Grizzled Skipper and Brown Argus Nottinghamshire

Brown Argus Cotham Notts 16/05/2015

The Grizzled Skipper is an uncommon butterfly in Nottinghamshire, now confined to one or two stretches of disused railway line in and around Bingham and up towards Newark.  These specimens though a little past their best were photographed at Cotham near Newark. Several species of butterfly on the wing yesterday (16/05/2015) with good numbers of Brown Argus and my first Painted Lady of the year which was heading with some gusto into a rather stiff northwesterly. As to the Brown Argus, when I was a boy in the 1970's these were nowhere to be seen in my area of Nottinghamshire.  This is now no longer the case and they are on some occasions a little commoner than its close relative the Common Blue.    

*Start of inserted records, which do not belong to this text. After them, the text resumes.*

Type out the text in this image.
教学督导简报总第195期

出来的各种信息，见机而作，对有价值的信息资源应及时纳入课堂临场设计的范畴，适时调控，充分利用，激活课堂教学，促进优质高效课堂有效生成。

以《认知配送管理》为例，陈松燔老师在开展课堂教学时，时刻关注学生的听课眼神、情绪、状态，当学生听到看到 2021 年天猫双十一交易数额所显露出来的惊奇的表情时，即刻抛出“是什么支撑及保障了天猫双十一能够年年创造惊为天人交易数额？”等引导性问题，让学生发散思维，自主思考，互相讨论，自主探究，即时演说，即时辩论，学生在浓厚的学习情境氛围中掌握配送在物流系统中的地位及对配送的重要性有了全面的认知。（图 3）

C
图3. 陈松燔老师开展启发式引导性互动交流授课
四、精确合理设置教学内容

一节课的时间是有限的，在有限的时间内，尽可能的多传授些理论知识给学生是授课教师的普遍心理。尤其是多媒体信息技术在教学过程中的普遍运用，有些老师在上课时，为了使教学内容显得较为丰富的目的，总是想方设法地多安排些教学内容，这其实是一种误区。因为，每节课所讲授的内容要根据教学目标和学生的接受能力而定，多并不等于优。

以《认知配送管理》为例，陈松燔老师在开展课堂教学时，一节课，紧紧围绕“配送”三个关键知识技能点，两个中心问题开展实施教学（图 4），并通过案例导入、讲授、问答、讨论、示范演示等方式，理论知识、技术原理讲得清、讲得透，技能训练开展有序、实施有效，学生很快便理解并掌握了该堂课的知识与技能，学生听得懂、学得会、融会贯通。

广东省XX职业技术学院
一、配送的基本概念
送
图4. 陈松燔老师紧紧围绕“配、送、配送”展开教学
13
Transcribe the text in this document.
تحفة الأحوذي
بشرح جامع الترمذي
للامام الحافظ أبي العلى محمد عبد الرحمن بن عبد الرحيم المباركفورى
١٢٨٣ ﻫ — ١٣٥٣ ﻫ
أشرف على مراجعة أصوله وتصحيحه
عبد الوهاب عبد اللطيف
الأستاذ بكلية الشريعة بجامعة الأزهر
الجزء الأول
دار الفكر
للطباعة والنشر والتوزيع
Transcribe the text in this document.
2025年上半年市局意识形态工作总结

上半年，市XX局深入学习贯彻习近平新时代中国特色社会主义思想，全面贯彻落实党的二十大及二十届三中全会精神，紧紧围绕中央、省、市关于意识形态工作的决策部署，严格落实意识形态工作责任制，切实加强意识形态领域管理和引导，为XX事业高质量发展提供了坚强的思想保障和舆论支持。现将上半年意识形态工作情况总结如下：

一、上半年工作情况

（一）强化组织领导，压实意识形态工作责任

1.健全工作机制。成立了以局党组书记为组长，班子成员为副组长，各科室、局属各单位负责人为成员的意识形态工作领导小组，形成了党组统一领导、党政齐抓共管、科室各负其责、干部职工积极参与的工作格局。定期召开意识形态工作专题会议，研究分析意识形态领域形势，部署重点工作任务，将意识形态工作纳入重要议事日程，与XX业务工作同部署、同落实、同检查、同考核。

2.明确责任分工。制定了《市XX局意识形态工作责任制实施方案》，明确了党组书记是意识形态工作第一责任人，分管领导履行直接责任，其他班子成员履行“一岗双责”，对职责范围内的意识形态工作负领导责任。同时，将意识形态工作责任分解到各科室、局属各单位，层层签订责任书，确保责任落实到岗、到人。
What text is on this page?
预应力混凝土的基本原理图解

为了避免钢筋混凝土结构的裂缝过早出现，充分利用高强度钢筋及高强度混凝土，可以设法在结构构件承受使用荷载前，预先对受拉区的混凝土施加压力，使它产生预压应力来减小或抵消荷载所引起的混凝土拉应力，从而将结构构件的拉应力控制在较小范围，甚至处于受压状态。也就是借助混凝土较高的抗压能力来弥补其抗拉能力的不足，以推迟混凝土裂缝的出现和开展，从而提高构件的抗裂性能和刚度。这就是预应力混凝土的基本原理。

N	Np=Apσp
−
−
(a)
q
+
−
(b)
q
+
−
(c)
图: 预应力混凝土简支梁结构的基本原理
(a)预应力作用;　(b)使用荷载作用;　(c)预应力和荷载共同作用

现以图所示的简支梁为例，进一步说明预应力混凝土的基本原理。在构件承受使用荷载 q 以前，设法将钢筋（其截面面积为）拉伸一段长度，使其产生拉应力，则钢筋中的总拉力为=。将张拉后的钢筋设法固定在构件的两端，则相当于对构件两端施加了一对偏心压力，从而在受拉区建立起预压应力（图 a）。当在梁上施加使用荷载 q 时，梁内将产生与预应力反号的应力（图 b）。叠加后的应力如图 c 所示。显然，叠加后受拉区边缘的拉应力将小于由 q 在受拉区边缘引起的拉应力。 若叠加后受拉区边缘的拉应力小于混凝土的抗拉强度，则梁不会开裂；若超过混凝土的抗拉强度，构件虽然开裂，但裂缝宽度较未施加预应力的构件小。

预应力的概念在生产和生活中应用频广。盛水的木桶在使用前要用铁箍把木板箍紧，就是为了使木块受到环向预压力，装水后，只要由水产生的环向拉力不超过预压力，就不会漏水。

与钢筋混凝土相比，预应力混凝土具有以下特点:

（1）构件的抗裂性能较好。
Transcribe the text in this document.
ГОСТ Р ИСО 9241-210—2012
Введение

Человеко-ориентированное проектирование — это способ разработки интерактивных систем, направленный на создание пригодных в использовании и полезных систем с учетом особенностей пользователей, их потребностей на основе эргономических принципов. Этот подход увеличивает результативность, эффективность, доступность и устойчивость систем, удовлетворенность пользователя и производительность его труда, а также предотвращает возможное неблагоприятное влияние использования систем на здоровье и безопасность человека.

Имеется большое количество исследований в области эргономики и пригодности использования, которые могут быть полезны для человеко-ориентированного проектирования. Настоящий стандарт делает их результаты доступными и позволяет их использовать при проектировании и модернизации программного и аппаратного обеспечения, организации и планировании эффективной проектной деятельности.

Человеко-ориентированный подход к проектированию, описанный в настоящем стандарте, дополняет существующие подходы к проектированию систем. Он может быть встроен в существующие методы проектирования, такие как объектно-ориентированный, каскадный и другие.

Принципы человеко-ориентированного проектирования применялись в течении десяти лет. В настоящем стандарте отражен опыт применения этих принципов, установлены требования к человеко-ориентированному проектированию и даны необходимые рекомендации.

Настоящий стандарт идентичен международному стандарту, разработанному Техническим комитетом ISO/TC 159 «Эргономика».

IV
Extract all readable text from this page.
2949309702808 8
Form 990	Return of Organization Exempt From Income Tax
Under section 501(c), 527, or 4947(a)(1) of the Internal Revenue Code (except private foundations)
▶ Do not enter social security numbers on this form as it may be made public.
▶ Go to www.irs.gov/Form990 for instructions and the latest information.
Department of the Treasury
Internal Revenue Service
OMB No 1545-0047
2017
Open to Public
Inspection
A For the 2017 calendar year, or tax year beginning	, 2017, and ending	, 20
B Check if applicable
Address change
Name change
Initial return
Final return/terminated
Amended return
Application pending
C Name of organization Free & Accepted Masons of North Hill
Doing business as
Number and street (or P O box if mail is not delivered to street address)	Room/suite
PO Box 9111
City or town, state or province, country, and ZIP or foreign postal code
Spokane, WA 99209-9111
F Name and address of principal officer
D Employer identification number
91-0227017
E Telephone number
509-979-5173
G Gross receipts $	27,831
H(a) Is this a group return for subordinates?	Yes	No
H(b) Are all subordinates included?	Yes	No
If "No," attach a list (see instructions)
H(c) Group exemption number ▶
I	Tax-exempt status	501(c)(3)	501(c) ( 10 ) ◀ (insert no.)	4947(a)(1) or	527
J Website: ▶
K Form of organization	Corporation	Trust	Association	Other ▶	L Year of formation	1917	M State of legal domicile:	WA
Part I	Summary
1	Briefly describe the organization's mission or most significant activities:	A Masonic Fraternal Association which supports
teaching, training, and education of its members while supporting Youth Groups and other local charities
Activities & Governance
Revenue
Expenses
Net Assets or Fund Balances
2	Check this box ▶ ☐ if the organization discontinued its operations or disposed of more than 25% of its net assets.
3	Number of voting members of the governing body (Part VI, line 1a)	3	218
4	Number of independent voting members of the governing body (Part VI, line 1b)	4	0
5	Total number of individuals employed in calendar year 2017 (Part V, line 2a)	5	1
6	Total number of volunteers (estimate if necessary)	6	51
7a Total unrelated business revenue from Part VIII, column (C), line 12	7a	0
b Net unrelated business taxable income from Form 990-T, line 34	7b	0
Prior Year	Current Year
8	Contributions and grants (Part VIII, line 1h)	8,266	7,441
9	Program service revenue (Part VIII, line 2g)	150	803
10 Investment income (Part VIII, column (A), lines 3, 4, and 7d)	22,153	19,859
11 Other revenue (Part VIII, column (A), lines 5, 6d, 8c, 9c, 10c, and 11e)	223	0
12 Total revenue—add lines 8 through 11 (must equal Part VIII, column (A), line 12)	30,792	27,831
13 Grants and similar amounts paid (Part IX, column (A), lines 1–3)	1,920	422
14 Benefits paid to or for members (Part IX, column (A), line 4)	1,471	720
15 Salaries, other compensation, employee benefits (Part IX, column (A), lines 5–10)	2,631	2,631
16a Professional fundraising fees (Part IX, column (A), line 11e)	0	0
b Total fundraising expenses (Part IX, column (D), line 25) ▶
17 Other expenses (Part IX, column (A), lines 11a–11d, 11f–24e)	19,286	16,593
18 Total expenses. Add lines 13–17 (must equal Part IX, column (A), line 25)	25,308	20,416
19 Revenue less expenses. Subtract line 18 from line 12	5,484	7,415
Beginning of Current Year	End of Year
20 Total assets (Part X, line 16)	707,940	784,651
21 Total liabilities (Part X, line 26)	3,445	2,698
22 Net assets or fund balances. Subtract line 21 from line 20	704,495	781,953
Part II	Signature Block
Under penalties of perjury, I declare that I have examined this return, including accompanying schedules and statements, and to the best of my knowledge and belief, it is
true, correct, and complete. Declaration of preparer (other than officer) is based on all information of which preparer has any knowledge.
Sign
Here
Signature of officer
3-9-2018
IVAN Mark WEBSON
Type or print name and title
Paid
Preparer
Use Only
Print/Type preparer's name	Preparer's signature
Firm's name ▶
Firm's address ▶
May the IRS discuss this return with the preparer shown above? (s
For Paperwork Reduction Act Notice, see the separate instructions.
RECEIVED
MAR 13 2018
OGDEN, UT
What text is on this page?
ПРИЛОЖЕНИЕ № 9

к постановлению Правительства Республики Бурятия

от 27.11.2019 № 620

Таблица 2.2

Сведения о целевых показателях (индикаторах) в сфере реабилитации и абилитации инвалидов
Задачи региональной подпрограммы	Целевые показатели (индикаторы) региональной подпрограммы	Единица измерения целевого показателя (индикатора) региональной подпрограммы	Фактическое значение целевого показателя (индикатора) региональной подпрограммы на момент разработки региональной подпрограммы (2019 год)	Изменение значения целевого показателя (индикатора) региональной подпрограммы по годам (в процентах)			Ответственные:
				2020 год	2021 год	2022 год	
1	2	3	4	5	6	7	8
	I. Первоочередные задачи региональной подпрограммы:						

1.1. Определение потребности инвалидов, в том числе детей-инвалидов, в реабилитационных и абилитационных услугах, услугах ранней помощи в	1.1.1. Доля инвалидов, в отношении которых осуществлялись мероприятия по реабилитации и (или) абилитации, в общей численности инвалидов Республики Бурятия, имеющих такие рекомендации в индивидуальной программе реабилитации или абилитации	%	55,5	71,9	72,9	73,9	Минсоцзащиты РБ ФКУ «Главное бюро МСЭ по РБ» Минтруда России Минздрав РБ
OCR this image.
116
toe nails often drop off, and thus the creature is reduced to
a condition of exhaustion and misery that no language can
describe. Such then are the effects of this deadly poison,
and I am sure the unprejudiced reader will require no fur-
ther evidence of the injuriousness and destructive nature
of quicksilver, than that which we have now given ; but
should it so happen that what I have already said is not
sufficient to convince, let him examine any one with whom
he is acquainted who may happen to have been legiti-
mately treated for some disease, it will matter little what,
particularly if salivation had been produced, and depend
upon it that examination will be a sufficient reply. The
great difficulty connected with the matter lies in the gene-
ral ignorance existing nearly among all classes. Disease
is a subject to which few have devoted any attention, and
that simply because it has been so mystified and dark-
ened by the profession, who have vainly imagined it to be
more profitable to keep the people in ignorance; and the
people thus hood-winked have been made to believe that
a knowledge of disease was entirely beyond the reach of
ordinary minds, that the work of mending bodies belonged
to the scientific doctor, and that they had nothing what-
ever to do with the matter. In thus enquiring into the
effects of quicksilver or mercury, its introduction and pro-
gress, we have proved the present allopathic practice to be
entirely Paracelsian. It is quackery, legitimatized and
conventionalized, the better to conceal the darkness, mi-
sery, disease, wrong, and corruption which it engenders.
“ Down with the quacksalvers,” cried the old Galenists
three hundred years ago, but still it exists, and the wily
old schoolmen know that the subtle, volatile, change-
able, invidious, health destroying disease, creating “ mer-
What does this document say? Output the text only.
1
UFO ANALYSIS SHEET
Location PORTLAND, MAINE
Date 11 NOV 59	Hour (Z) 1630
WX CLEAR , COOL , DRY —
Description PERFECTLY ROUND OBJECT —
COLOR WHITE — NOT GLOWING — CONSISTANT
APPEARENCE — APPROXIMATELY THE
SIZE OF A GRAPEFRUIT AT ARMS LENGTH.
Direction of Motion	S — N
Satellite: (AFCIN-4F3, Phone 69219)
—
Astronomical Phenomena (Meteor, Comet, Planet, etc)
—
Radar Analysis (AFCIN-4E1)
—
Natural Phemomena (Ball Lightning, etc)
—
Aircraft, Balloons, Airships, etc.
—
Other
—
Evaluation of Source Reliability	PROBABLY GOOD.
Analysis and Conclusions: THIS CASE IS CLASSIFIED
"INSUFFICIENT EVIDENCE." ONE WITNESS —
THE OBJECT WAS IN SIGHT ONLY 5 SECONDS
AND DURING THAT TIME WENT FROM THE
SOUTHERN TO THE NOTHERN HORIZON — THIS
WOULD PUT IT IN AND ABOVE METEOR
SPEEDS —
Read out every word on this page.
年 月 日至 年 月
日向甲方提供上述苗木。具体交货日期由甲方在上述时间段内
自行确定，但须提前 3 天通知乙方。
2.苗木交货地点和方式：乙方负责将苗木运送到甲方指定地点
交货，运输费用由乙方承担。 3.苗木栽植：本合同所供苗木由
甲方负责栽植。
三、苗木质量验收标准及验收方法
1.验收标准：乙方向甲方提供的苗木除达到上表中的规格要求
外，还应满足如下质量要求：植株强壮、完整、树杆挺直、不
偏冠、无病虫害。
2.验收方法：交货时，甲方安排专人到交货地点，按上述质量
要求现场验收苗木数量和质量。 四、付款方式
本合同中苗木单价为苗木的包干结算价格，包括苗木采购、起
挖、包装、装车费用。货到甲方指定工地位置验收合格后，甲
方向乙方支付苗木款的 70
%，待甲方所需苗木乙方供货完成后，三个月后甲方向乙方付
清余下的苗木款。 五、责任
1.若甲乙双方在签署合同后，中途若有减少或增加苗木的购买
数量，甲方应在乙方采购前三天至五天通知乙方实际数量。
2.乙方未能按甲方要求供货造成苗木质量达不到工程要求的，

Grizzled Skipper Cotham Notts, 16th May 2015

Grizzled Skipper, Cotham Notts, 16th May 2015 

Grizzled Skipper, 16th May2015 Cotham Nottinghamshire 

Brown Argus, Cotham Notts 16/05.2015 


Sunday, 10 May 2015

Scentless Plant Bug Corizus hyoscyami

Corizus hyoscyami - Carlton 10th May 2015 
This attractive looking plant bug was unknown in Nottinghamshire until 2011 when I discovered them at Radcliffe on Trent, since then they have been found at Southwell and Attenborough Nature Reserve.   Its now present in my Carlton garden where two examples are happy moving amongst my red campion.   I'm not as yet sure as to the foodplant of this species, internet searches proved fruitless and I believe that at present it is not known.  Hopefully its red campion,  I'll then have them for a few more years. Its original U.K. distribution was the south coast of the UK, however it now appears to be spreading and is found in many inland counties.  Global warming?

Monday, 4 May 2015

Green Winged Orchids

A few snaps of Green Winged Orchids, Anacamptis morio, at Muston meadows national nature reserve.  They are in good nick at the moment and should be for the next week or two as several are yet to open.  Really worth taking a look, but watch where you step.  Also include a photograph of a very obliging Orange Tip that settled in the garden on my Red Campion. I have plenty of these in flower at present, all the result of a few seeds I collected several years ago, I don't have the heart to pull them up they are so nice.